In "Life Falls Apart, but You Don't Have To," Julie offers readers concrete tips that draw upon the mindfulness tools she has honed over more than a decade. She addresses issues such as:
- Finding happiness apart from your children's lives.
- Practicing important self-care rituals.
- Rewiring your brain for more happiness and resilience.
- Feeling safe and comforted in the midst of the chaos.
- Listening to your inner critic without letting it tear you down.
"Mindfulness is the first step in emotional healing," says Julie. "It's being able to turn toward and acknowledge our difficult thoughts and feelings -- such as inadequacy, sadness, anger, or confusion -- with a spirit of openness and curiosity. Self-compassion involves responding to these difficult thoughts and feelings with kindness, sympathy, and understanding so that we soothe and comfort ourselves when we're hurting. Research has shown that self-compassion greatly enhances emotional well-being. It boosts happiness, reduces anxiety and depression, and can even help maintain healthy lifestyle habits such as diet and exercise. Being both mindful and compassionate leads to greater ease and well-being in our daily lives."

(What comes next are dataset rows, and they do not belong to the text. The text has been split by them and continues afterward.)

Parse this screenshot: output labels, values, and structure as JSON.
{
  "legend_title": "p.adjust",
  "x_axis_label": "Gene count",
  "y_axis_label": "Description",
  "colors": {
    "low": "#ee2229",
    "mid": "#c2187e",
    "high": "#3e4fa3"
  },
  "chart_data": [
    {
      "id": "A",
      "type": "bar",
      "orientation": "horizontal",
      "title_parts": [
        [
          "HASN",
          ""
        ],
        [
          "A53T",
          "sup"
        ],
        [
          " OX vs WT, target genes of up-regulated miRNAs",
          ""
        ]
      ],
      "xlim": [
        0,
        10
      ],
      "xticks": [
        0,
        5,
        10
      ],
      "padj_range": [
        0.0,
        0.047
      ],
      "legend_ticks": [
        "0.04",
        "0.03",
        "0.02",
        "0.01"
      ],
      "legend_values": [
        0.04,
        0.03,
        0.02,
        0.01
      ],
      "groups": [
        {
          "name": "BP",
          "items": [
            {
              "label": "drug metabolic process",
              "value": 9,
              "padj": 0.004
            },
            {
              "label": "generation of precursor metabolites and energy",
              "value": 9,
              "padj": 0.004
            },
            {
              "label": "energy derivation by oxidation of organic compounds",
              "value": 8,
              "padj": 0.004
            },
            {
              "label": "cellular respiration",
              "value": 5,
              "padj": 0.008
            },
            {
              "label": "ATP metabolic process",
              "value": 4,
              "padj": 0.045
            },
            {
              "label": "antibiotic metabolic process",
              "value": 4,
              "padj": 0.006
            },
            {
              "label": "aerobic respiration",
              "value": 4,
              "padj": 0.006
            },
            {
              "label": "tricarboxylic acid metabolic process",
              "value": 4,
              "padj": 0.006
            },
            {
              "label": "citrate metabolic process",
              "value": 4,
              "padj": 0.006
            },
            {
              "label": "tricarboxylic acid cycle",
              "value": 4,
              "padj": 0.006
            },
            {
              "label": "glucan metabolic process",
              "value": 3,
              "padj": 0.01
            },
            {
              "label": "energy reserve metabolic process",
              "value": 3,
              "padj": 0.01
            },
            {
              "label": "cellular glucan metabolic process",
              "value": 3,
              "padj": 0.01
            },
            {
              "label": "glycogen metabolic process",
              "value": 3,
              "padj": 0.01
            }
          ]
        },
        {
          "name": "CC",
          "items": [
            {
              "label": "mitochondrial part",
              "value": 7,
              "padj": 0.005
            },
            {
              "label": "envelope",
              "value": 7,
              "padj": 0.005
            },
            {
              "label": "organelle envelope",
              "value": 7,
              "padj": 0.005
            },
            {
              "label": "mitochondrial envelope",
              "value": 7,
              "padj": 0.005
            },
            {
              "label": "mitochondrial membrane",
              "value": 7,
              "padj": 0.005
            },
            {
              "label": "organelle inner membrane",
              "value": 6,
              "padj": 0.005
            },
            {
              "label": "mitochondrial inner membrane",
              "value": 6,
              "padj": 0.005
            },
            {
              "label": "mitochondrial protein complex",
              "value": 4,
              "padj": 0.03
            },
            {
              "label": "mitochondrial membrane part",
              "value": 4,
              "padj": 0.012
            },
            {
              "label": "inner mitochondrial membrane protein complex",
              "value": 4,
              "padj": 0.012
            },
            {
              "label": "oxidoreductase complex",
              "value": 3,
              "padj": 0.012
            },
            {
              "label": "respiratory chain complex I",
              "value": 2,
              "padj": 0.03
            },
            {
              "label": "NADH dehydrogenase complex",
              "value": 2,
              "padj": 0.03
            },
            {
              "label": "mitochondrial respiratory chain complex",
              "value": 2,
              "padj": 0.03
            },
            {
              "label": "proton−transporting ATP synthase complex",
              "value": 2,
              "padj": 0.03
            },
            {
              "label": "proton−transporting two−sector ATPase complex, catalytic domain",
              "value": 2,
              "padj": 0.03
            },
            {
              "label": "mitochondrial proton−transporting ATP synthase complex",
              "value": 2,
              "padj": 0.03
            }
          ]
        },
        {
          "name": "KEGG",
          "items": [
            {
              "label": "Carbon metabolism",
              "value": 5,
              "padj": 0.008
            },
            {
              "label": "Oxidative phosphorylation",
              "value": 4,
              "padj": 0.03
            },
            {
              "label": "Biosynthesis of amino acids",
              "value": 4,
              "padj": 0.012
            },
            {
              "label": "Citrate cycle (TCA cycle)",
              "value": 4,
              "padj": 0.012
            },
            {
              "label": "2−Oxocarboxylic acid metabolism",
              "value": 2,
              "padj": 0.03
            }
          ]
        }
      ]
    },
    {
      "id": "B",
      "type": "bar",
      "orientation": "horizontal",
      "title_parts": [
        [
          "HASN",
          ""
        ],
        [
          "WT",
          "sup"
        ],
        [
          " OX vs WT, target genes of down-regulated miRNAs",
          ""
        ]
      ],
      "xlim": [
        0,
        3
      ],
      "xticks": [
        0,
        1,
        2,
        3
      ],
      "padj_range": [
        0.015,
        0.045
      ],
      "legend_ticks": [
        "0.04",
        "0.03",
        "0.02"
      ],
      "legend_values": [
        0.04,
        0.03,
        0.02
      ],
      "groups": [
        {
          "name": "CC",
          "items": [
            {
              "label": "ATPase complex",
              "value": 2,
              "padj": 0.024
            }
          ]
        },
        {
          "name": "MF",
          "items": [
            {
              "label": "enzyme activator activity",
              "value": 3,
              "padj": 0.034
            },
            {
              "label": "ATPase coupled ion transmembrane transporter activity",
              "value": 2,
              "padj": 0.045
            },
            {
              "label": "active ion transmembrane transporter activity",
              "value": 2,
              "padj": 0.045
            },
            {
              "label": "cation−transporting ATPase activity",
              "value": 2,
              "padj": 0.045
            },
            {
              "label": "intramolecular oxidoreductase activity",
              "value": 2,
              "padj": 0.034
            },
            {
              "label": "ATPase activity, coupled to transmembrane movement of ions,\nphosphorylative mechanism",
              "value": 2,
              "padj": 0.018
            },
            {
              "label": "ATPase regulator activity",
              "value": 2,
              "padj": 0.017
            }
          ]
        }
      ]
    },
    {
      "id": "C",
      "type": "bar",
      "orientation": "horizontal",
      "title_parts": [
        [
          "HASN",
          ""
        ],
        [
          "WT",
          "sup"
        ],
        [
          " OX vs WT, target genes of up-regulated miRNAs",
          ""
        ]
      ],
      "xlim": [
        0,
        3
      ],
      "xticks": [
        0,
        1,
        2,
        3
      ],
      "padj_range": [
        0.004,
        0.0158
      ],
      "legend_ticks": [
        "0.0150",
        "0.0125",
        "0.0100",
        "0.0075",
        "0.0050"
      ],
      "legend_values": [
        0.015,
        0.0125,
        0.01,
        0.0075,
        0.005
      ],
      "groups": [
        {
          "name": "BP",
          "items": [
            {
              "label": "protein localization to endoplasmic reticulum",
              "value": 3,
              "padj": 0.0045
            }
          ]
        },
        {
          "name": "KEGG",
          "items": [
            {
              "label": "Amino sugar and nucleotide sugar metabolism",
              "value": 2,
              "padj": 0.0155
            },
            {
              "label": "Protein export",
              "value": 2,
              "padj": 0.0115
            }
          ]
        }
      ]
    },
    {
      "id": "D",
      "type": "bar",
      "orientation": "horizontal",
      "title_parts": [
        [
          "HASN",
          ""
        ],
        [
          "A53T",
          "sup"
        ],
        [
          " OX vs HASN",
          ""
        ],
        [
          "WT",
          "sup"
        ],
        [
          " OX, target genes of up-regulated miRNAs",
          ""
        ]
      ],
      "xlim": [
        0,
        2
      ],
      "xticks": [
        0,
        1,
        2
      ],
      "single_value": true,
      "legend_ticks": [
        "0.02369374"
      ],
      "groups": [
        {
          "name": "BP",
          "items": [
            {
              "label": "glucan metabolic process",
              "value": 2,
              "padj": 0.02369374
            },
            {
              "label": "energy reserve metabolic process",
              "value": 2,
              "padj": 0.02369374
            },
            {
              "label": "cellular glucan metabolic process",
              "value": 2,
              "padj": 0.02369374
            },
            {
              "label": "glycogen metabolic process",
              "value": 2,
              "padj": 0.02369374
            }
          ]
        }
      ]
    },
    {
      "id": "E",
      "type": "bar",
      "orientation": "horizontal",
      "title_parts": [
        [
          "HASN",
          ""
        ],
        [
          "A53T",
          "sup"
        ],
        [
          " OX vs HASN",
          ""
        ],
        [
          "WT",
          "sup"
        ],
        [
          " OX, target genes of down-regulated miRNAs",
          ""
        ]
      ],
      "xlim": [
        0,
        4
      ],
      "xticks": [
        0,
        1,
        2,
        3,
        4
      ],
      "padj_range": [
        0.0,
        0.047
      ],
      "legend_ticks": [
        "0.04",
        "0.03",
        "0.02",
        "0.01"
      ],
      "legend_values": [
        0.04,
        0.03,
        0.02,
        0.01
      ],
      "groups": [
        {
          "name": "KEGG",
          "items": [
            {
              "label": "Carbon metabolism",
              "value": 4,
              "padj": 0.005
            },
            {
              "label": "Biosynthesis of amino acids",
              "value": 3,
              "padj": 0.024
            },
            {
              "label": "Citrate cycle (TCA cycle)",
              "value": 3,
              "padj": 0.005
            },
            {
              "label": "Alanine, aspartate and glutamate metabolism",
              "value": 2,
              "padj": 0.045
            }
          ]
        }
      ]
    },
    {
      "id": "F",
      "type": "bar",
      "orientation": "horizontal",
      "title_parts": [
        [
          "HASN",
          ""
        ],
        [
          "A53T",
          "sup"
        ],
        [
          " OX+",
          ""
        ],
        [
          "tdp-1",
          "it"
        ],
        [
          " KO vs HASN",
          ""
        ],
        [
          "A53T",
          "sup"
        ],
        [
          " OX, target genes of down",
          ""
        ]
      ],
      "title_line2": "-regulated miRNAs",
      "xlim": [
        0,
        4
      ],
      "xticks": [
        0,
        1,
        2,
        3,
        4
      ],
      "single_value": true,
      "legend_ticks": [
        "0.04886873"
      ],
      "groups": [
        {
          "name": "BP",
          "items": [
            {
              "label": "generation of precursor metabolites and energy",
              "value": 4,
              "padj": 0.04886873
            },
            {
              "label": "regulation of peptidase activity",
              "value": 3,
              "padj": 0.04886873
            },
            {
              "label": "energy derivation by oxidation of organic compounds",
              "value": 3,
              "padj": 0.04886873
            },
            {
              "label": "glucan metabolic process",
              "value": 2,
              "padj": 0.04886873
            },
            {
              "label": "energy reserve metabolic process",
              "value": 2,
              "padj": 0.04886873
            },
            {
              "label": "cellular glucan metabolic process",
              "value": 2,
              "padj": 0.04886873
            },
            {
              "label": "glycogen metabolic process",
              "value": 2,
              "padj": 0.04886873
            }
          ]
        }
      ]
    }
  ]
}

About: Author and mindfulness expert Julie Potiker is an attorney who began her serious study and investigation of mindfulness after graduating from the Mindfulness Based Stress Reduction program at the University of California, San Diego. She went on to study with Brene Brown (the Living Brave Semester) and become a graduate of Rick Hanson's Positive Neuroplasticity Training (Professional Course) as well as the Mindful Self-Compassion program created by Kristin Neff and Christopher Germer. Now, she shares these and other mindfulness techniques with the world through her Mindful Methods for Life trainings and her new book: "Life Falls Apart, but You Don't Have To: Mindful Methods for Staying Calm In the Midst of Chaos." She holds a B.G.S. from the University of Michigan and a J.D. from George Washington University.